From what I understood with this discussion is that the existing mechanism is good enough. We have Rails' mechanism half-implemented and we don't plan on continuing it, at least for now :shrug:

luisramos0 commented 4 years ago

I am not sure I follow you here: in one comment you say "is not having any effect" and afterwards you say "the existing mechanism is good enough". I wonder if you are referring to the same lock_version mechanism on stock_items.

I think the current state is "we dont know if it is working or not" and we agree we will leave it like this until we see trouble again :-)

chezaorchard commented 4 years ago

@luisramos0 & @Matt-Yorkley we have a customer [order number R533682527] who has received an order confirmation email listing a product with quantity 0 and value $0 exactly as above bug - see screen shot.

Xnip2020-10-20_13-22-14

The producer [2286] has confirmed they do not have a negative value in their stock numbers for the product in question.

I'm not sure if this should reopen, or if I should log a new bug - please advise :)

lbwright22 commented 3 years ago

Orders placed on 18th November show evidence of this competitive stock level issue again.

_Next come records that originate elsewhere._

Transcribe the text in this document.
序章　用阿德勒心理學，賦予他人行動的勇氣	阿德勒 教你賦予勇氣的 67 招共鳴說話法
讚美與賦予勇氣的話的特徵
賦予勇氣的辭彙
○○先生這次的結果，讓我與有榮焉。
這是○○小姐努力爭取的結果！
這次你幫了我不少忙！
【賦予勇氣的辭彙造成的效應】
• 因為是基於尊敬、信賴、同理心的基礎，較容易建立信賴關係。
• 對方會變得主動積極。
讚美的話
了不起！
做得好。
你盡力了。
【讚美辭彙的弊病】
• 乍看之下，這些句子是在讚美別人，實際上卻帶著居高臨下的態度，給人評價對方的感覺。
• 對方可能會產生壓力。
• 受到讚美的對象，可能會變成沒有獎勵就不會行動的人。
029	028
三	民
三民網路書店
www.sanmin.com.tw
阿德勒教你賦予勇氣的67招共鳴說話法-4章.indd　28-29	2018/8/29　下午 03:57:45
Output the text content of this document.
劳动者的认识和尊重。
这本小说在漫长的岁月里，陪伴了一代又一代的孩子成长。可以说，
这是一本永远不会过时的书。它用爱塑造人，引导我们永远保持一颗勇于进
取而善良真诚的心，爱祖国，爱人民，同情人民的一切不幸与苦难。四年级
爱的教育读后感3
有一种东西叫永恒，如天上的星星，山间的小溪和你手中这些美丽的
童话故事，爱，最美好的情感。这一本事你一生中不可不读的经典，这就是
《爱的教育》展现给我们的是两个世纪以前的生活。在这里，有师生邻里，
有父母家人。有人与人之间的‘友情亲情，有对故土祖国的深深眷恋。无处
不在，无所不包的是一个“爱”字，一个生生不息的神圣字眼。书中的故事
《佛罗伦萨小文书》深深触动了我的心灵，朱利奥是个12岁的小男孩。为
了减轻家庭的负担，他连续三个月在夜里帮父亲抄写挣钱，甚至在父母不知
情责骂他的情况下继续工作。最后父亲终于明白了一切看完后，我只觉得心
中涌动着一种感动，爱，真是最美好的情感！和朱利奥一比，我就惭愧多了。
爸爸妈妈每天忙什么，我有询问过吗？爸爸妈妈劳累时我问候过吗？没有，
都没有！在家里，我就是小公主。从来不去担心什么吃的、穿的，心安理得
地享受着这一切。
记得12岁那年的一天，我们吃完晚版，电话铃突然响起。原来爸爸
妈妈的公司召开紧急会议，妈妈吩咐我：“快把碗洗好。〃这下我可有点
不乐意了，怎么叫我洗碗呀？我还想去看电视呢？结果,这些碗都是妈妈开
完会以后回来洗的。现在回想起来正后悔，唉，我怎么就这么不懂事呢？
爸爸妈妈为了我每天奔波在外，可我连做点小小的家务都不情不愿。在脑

Hub: Aberystwyth Food Hub Order Cycle: 21st November, Aberystwyth

There are several orders effected in the same manner as I found in April. ie customer invoice states products with zero quantity and zeros are also present in reports.

example is order R735665606 invoicestockzerocustomer

The caramel shortbread, marmalade and sourdough brownie are not in the customer's order though.

The presence of the items with zero quantity in reports leads to user confusement (and they contact the support team)

lin-d-hop commented 3 years ago

It seems this is another case of items not being held during checkout. This is increasing in frequency due to the additional load with lockdown and Christmas warm up.

We're talking about some significant work on this general area of issues in Product Curation on 30/11.

For now I'll close this again and we can continue to comment as and when it pops up again.